もしコロリョフの家が歴史の記念館だとしたら、水の博物館は、いわば技術思想の記念館だ。この博物館は、地下鉄「プロレタルスカヤ」駅の近く、元の揚水所の場所にある。いくつかの展示室に、水がどのようにして私たちの家の蛇口まで来るのか、また水をどう扱うべきかを語る資料が残されている。展示品の中には、歴史的な資料や古い図面、そして現在使われている現代的な上下水道装置の模型がある。

博物館に、モスクワ最初の水道の断片が保存されている。この水道はすでに14世紀にはクレムリンに引かれていた。水道管は樫の幹で作られていた。最初の中央給水システムがモスクワに登場したのは、ようやく1804年だった。水は特別の噴水に送られ、そこから水を汲むことができた。最初、噴水はモスクワ全市で2つだったが、その後、さらに5つ追加された。噴水から各家庭へは、水運び屋が馬車で水を運んだ。

上下水道の歴史すべて

1つの陳列台に巨大な革製のボールがある。こうしたボールを使って、水道管を掃除したのだ。すぐ横にさまざまな装置の模型があり、すべて稼動させて、動く様子を見ることができる。図表には、トイレの水を、川に戻る前にどう洗浄するかが示されている。水は、地下鉄のトンネルくらいの径の巨大な管に流される。最初に大きなゴミが除去され、そのあと砂が除去され、沈殿池で泥が底に沈む。それから微生物が水に入れられ、それが不純物を食べてしまう。その後、再び沈殿池とフィルターを通り、そこで初めて川に送られるのだ。

アドレス:サリンスキー・プロエズド13番地(Саринский проезд, д.13)

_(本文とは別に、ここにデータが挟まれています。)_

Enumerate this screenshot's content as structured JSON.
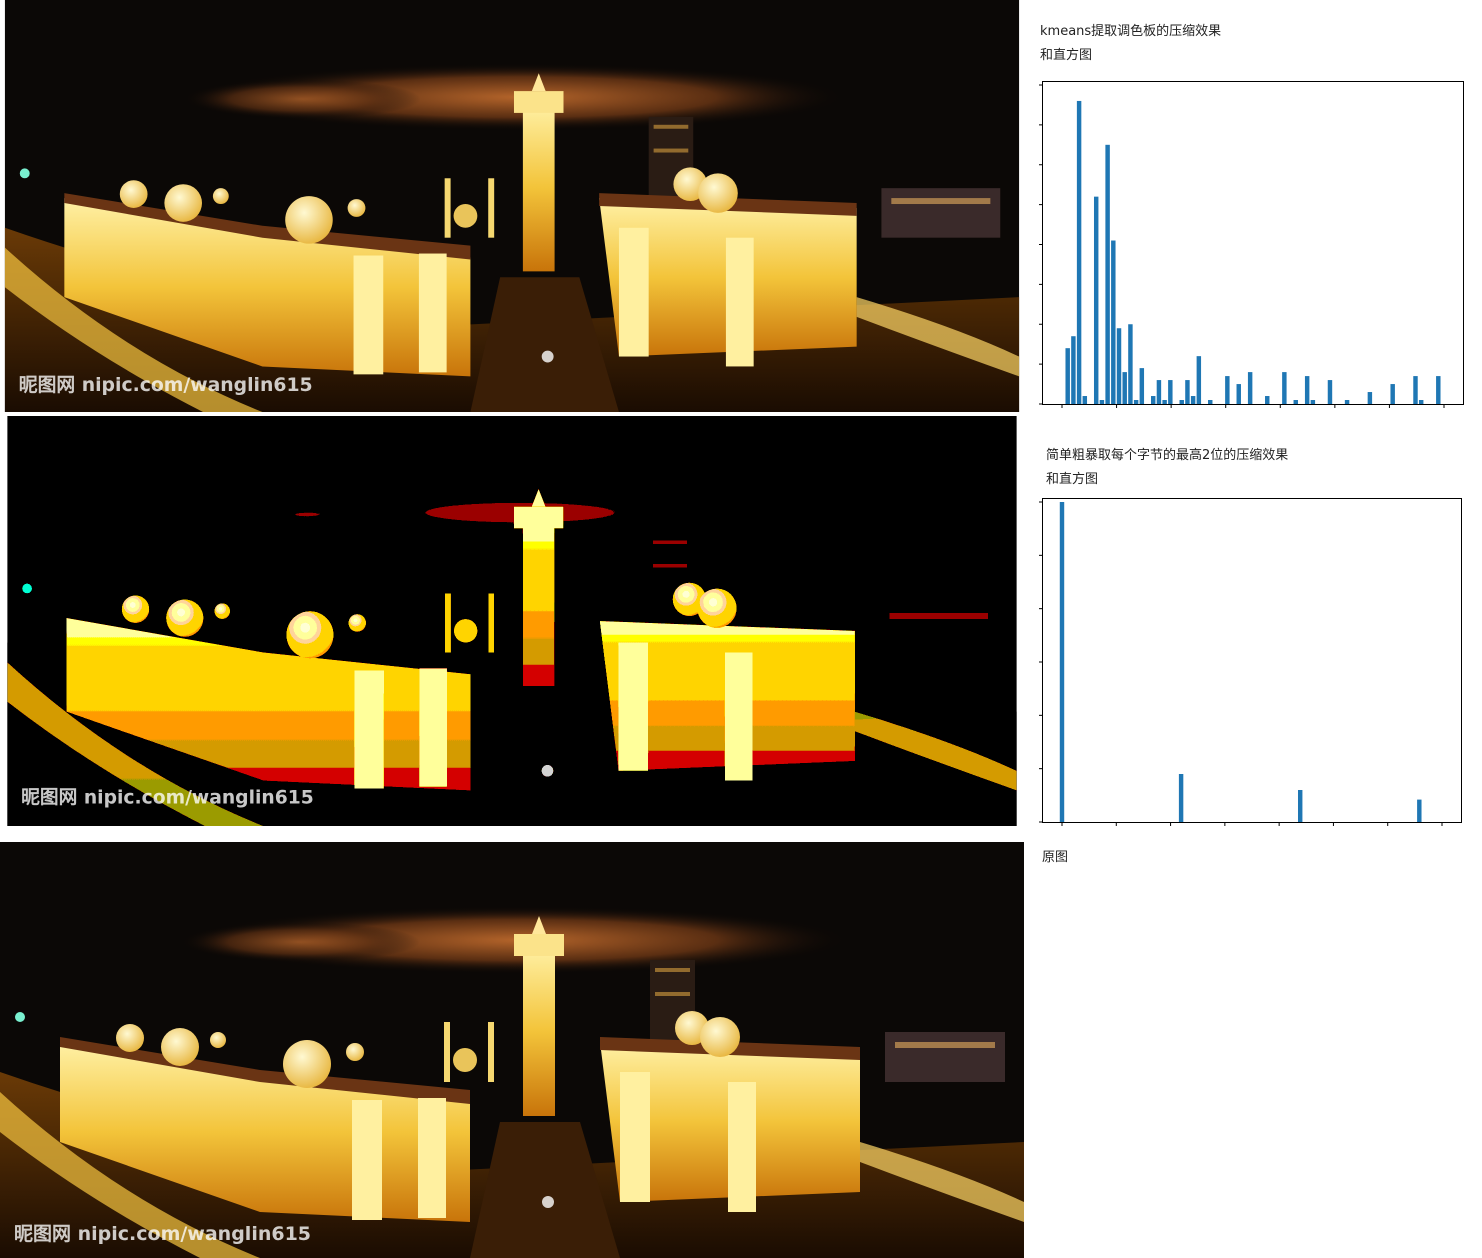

開館日:月曜~木曜9時~18時、金曜9時~16時45分(毎月最終月曜は休館)

入場無料 

精神病院博物館 

リストの最後にあるのが、もう一つの特殊な博物館。これはモスクワ最大の精神病院をテーマとした博物館だ。病院は1984年に建設され、当初から先進的な施設と見なされてきた。30年ほど前に、病院の女医の一人が、博物館を作った。患者の治療が目的だ。病棟の1つの中の数室が博物館に充てられている。そこには病院の歴史があるだけでなく、精神病全体の歴史がある。ここでは治療法や患者への対応の変化について語られている。

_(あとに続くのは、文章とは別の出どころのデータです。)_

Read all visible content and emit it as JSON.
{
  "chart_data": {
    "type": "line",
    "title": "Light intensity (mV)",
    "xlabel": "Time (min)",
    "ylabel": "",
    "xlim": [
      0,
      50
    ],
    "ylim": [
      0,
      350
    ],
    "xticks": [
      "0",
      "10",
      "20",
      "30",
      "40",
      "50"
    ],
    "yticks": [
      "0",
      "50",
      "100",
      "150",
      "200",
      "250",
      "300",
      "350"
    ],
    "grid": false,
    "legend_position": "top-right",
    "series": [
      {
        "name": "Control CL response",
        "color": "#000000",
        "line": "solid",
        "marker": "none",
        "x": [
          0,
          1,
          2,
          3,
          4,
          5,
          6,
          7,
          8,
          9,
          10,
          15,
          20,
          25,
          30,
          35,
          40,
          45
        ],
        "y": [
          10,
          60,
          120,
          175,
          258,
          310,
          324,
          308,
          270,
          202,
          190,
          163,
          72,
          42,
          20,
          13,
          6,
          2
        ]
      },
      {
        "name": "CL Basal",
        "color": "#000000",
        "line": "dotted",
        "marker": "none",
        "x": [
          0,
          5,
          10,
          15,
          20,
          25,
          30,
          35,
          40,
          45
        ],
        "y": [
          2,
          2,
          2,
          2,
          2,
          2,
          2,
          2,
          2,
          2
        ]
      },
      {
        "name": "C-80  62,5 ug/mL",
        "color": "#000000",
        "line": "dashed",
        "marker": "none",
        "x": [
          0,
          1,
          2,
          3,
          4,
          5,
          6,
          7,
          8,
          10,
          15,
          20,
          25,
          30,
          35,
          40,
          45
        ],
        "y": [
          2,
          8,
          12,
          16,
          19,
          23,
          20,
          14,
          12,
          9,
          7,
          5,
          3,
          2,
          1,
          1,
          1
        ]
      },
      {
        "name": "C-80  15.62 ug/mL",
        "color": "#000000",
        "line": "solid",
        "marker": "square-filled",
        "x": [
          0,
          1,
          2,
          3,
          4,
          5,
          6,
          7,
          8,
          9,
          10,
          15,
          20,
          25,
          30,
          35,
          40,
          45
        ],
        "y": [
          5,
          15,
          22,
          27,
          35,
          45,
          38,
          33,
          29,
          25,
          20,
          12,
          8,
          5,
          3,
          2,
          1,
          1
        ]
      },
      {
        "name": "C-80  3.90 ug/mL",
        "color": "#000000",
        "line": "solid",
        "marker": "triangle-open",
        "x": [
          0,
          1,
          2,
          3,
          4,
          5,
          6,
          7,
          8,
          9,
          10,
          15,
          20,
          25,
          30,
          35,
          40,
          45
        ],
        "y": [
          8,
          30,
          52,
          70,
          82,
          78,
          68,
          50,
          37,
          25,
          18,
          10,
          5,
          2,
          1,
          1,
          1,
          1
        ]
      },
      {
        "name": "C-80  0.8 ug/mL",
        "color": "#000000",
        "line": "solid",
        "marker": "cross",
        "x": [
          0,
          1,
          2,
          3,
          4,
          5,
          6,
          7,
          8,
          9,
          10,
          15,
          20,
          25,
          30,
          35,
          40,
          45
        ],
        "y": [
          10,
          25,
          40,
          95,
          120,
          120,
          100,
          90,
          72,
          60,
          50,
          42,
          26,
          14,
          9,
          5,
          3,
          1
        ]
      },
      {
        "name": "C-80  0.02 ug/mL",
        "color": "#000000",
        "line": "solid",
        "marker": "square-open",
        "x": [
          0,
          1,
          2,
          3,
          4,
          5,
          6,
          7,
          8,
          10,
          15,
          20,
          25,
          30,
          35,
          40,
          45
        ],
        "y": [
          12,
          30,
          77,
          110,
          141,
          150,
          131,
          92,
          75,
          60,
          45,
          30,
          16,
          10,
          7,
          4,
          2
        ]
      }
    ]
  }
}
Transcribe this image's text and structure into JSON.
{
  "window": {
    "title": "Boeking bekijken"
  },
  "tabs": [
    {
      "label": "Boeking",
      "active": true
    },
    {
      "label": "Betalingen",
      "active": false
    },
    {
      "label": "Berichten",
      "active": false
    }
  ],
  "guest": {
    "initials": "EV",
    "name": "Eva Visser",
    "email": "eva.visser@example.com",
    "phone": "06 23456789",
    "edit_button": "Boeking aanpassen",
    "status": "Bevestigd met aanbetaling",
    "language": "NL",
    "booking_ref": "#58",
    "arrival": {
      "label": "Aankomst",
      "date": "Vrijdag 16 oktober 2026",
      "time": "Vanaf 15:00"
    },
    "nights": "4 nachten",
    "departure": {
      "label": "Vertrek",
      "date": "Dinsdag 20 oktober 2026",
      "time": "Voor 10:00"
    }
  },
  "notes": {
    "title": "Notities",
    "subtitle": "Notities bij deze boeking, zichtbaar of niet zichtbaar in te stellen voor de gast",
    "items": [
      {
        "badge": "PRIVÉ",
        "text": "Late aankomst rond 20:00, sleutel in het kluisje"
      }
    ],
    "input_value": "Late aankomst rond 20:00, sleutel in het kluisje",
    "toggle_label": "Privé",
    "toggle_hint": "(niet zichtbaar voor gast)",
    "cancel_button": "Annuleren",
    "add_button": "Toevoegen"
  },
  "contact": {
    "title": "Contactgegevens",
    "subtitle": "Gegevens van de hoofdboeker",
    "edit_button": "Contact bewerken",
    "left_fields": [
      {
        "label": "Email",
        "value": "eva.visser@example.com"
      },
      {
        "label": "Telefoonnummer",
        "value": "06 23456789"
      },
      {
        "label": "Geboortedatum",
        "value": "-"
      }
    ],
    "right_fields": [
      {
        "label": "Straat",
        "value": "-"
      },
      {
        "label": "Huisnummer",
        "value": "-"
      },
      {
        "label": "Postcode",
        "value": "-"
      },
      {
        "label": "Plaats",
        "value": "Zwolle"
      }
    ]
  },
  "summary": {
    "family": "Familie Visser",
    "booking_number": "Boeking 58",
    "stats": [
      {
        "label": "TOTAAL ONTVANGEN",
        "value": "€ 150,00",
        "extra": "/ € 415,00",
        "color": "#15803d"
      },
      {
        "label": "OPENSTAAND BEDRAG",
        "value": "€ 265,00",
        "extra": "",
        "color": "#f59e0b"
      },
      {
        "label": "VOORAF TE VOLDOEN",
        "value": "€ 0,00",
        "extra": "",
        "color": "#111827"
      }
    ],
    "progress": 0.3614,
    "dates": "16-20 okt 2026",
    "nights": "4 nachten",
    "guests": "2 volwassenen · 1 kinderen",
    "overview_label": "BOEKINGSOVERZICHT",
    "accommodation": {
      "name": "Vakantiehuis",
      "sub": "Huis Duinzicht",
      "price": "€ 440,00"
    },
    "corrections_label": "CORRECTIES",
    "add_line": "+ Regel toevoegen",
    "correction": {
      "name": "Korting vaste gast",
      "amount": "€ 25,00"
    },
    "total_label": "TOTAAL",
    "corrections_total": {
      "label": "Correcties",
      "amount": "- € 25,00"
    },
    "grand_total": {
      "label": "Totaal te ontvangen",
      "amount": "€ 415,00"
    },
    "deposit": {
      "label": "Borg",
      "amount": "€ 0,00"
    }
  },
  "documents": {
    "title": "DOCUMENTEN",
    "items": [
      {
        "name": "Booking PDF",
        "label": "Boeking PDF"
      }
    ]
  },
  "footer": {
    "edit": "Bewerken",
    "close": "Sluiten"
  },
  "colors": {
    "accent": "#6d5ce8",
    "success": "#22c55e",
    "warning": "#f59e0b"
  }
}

陳列台の一部は、病院の歴代主任医師についての紹介。博物館のアルカージー・シュミロビッチ館長は一枚の写真を指して言う。「ワレンチン・モルコフキン氏は、私を採用してくれた人。恐ろしい足音を立てて歩いたが、とても心のやさしい人でした。モルコフキン氏のとき初めて、精神病に血液吸着装置(筆者注-血液浄化装置)が使われるようになり、患者の精神状態を悪化させる有毒物質を人体から除去できるようになりました。この装置は今も使われています。」 博物館にはまた、作業療法による患者らの手工品や絵が保存されている。「患者らは織物をしたり、籠を編んだり、魚を釣ったり、スケートや温室作業をします」。

精神病への偏見と戦うために 

陳列ケースに、1926年の問診票がある。これは「強度アルコール中毒症」と診断された患者のためのもの。妻が病院に入院させた。問診票には、「患者の両親が心の病気を患ったことはなかったか? 性格や習慣で異常は? 偽善的なふるまいや顕著な宗教性はなかったか?」など、患者の生活についての質問がずらりと並んでいる。

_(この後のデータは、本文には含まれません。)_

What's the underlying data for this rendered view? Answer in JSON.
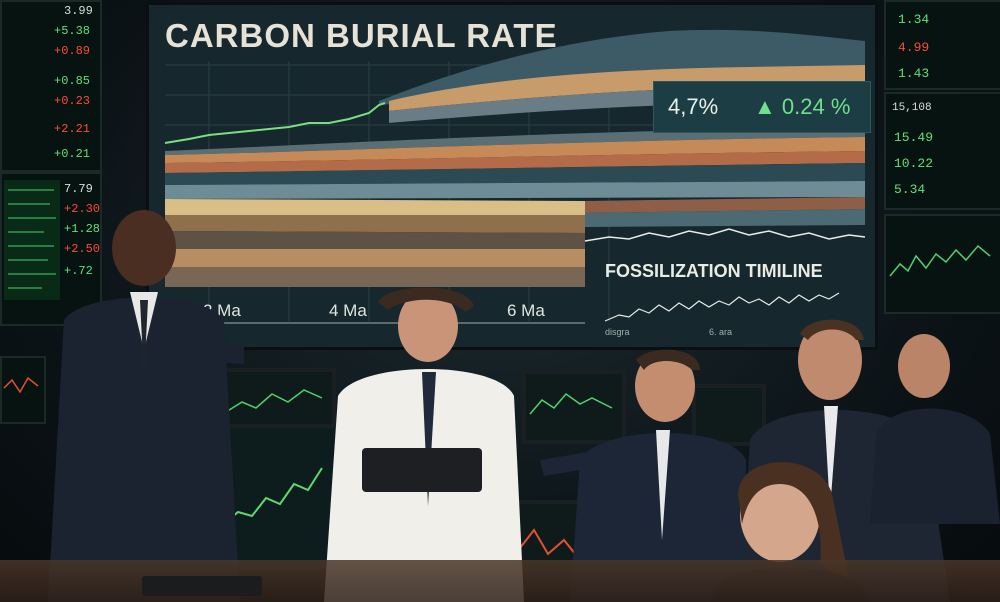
{
  "wall": {
    "title": "CARBON BURIAL RATE",
    "stat_value": "4,7%",
    "stat_change": "▲ 0.24 %",
    "axis_labels": [
      "2 Ma",
      "4 Ma",
      "6 Ma"
    ],
    "timeline_title": "FOSSILIZATION TIMILINE",
    "mini_labels": [
      "disgra",
      "6. ara"
    ]
  },
  "tickers": {
    "left": [
      {
        "text": "+5.38",
        "tone": "up"
      },
      {
        "text": "+0.89",
        "tone": "dn"
      },
      {
        "text": "+0.85",
        "tone": "up"
      },
      {
        "text": "+0.23",
        "tone": "dn"
      },
      {
        "text": "+2.21",
        "tone": "dn"
      },
      {
        "text": "+0.21",
        "tone": "up"
      },
      {
        "text": "7.79",
        "tone": "neu"
      },
      {
        "text": "+2.30",
        "tone": "dn"
      },
      {
        "text": "+1.28",
        "tone": "up"
      },
      {
        "text": "+2.50",
        "tone": "dn"
      },
      {
        "text": "+.72",
        "tone": "up"
      }
    ],
    "left_top": "3.99",
    "right": [
      {
        "text": "1.34",
        "tone": "up"
      },
      {
        "text": "4.99",
        "tone": "dn"
      },
      {
        "text": "1.43",
        "tone": "up"
      },
      {
        "text": "15,108",
        "tone": "neu"
      },
      {
        "text": "15.49",
        "tone": "up"
      },
      {
        "text": "10.22",
        "tone": "up"
      },
      {
        "text": "5.34",
        "tone": "up"
      }
    ]
  },
  "colors": {
    "accent_green": "#6fe08c",
    "accent_red": "#ff4a3a",
    "screen_bg": "#16272d"
  }
}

「世界保健機関(WHO)のデータによれば、今この瞬間にも、10人に1人が、専門家の措置を要する何らかの精神障害を病んでいます。しかし国民はしばしば精神病患者に間違った態度で接し、精神病への偏見もあります。博物館はまさしくそれを変える使命をもっているのです」。

アドレス:ザゴロドノエ・ショセー2番地、N.A.アレクセーエフ記念病院(Загородное шоссе, 2, Больница им. Н.А. Алексеева)
*地下鉄シァボロフスカヤから26番市電で「N.A.アレクセーエフ記念病院」まで。